Setting up Apache Spark with Java on Windows
15 April 2018
Setting up Spark for use in Java in Windows is fairly easy if you know what to do. I will take you through the steps needed here.
We will use the following technologies, which you should already have installed and set up:
- Java 8
- Apache Maven
- IntelliJ IDEA (or another IDE set up to work with Maven)
You should know how to work with Maven.
My set up uses the D: volume, but you should be able to substitute it for C: if you prefer.
Installing Spark
First, you need to download and install Apache Spark.
Go to this page and download the archive named
spark-2.0.0-bin-hadoop2.7.tgz.
Extract the archive to D:\spark such that you now have the folders D:\spark\bin etcetera.
Now download Hadoop. Copy
bin\winutils.exe to the D:\spark\bin folder.
Environment variables
Go to your system's environment variables by typing "environment variables" in the Start menu and selecting "Edit the system environment variables". Add two new variables under the "user variables" section:
HADOOP_HOMEwith the valueD:\sparkSPARK_HOMEwith the valueD:\spark\bin
Now edit the PATH variable and add two new entries:
%HADOOP_HOME%%SPARK_HOME%
Close all windows by clicking "OK".
Testing the installation
Open a command prompt (Windows+R, enter cmd and press the Return key) and execute spark-shell.cmd.
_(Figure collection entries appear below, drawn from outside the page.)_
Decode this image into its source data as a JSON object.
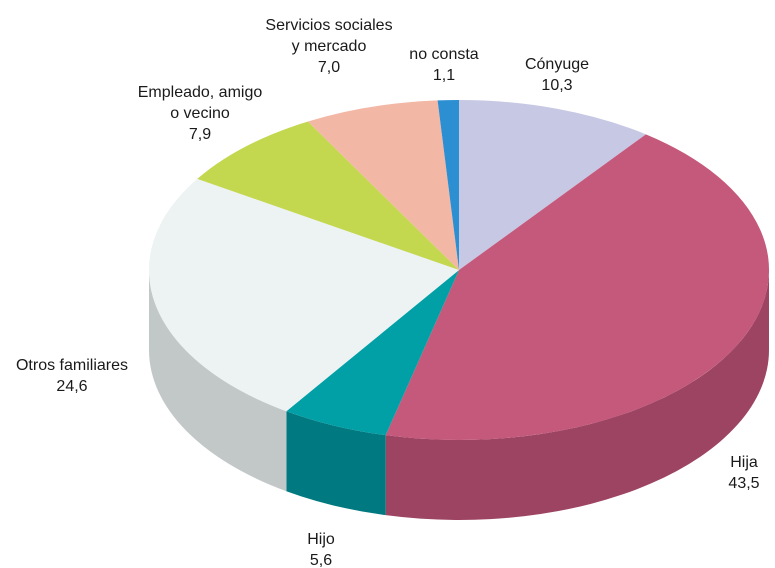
{
  "chart_data": {
    "type": "pie",
    "three_d": true,
    "title": "",
    "start_angle_deg": 0,
    "direction": "clockwise",
    "slices": [
      {
        "label": [
          "Cónyuge"
        ],
        "value_label": "10,3",
        "value": 10.3,
        "color": "#c7c8e4",
        "side_color": "#a8a9c8"
      },
      {
        "label": [
          "Hija"
        ],
        "value_label": "43,5",
        "value": 43.5,
        "color": "#c5597c",
        "side_color": "#9d4462"
      },
      {
        "label": [
          "Hijo"
        ],
        "value_label": "5,6",
        "value": 5.6,
        "color": "#00a0a6",
        "side_color": "#007a80"
      },
      {
        "label": [
          "Otros familiares"
        ],
        "value_label": "24,6",
        "value": 24.6,
        "color": "#edf2f3",
        "side_color": "#c2c8c8"
      },
      {
        "label": [
          "Empleado, amigo",
          "o vecino"
        ],
        "value_label": "7,9",
        "value": 7.9,
        "color": "#c3d74f",
        "side_color": "#9aaa3c"
      },
      {
        "label": [
          "Servicios sociales",
          "y mercado"
        ],
        "value_label": "7,0",
        "value": 7.0,
        "color": "#f3b7a6",
        "side_color": "#c99585"
      },
      {
        "label": [
          "no consta"
        ],
        "value_label": "1,1",
        "value": 1.1,
        "color": "#2c8fd1",
        "side_color": "#1f6ea3"
      }
    ]
  }
}
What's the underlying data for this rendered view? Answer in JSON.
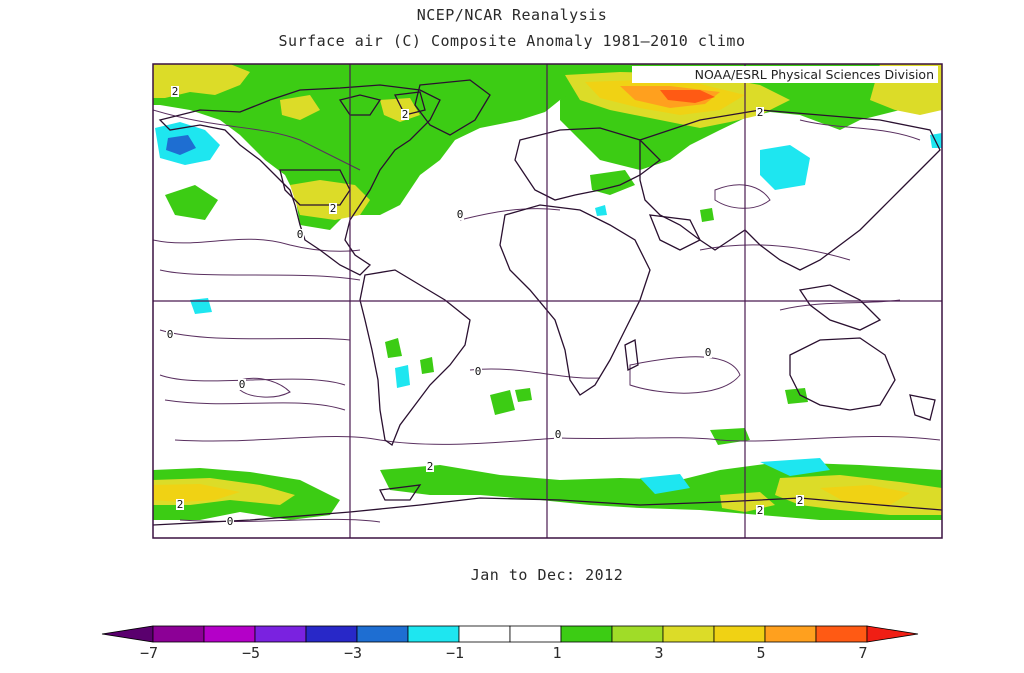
{
  "header": {
    "title": "NCEP/NCAR Reanalysis",
    "subtitle": "Surface air (C) Composite Anomaly 1981–2010 climo"
  },
  "map": {
    "credit": "NOAA/ESRL Physical Sciences Division",
    "period": "Jan to Dec: 2012",
    "contour_labels": [
      "2",
      "2",
      "2",
      "2",
      "2",
      "2",
      "2",
      "2",
      "0",
      "0",
      "0",
      "0",
      "0",
      "0",
      "0",
      "0"
    ]
  },
  "colorbar": {
    "colors": [
      "#5a006e",
      "#8c0096",
      "#b400c8",
      "#7a22e0",
      "#2828c8",
      "#1e6ed2",
      "#1ee6f0",
      "#ffffff",
      "#ffffff",
      "#3ccc14",
      "#a0dc28",
      "#dcdc28",
      "#f0d214",
      "#ffa01e",
      "#ff5a14",
      "#f01e14"
    ],
    "tick_labels": [
      "−7",
      "−5",
      "−3",
      "−1",
      "1",
      "3",
      "5",
      "7"
    ]
  }
}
This should launch the Spark shell
and among other things print the Spark logo as ASCII art.
Setting up a Maven project
Now we will create a Maven project so that we can use Spark from Java.
Create a new Maven project with the quickstart archetype maven-archetype-quickstart. In IntelliJ you can do this through
File > New > Project... and selecting Maven in the list, then checking "Create from archetype" and selecting the quickstart prototype.
Open pom.xml and add the following repository:
<repositories>
<repository>
<id>cloudera</id>
<url>https://repository.cloudera.com/artifactory/cloudera-repos/</url>
</repository>
</repositories>
Also add these two dependencies:
<dependencies>
<dependency>
<groupId>junit</groupId>
<artifactId>junit</artifactId>
<version>4.11</version>
<scope>test</scope>
</dependency>
<dependency>
<groupId>org.apache.spark</groupId>
<artifactId>spark-core_2.11</artifactId>
<version>2.0.0-cloudera1-SNAPSHOT</version>
</dependency>
<dependency>
<groupId>org.apache.spark</groupId>
<artifactId>spark-sql_2.11</artifactId>
<version>2.0.0-cloudera1-SNAPSHOT</version>
</dependency>
</dependencies>
Java
Now edit the App.java file that was created by the Maven archetype and enter this code below the package statement:
import org.apache.spark.api.java.JavaPairRDD;
import org.apache.spark.api.java.JavaRDD;
import org.apache.spark.sql.SparkSession;
import scala.Tuple2;
import java.io.BufferedReader;
import java.io.FileReader;
import java.io.IOException;
import java.util.*;
import java.util.regex.Pattern;
import java.util.stream.Collectors;
/**
* Hello world!
*/
public class App {
private static final Pattern SPACE = Pattern.compile(" ");
private static final String INPUT_PATH = "src/main/resources/input.txt";
public static void main(String[] args) throws IOException {
SparkSession spark = SparkSession
.builder()
.appName("Java_word_count")
.master("local[4]") // Replace 4 with the number of cores on your processor
.config("spark.sql.warehouse.dir", "file:///c:/tmp/spark-warehouse")
.getOrCreate();
JavaRDD<String> lines = spark.read().textFile(INPUT_PATH).javaRDD();
JavaRDD<String> words = lines.flatMap(s -> Arrays.asList(SPACE.split(s)).iterator());
JavaPairRDD<String, Integer> ones = words.mapToPair(s -> new Tuple2<>(s, 1));
JavaPairRDD<String, Integer> counts = ones.reduceByKey((i1, i2) -> i1 + i2);
JavaPairRDD<Integer, String> swapped = counts.mapToPair(Tuple2::swap);
swapped = swapped.sortByKey();
List<Tuple2<String, Integer>> output = swapped.mapToPair(Tuple2::swap).collect();
for (Tuple2<?, ?> tuple : output) {
System.out.println(tuple._1() + ": " + tuple._2());
}
spark.stop();
}
}
Now we just need an input text file. Andrej Karpathy has an example of Character level Recurrent Neural Networks on Github,
and on the repository there is an input file available with some Shakespeare plays. Download the text file from the repository and save it in src\main\resources.
You should now be able to run the main function in App.java and obtain a list of word counts after a lot of Spark output.
Congratulations, you have set up Apache Spark for use with Java!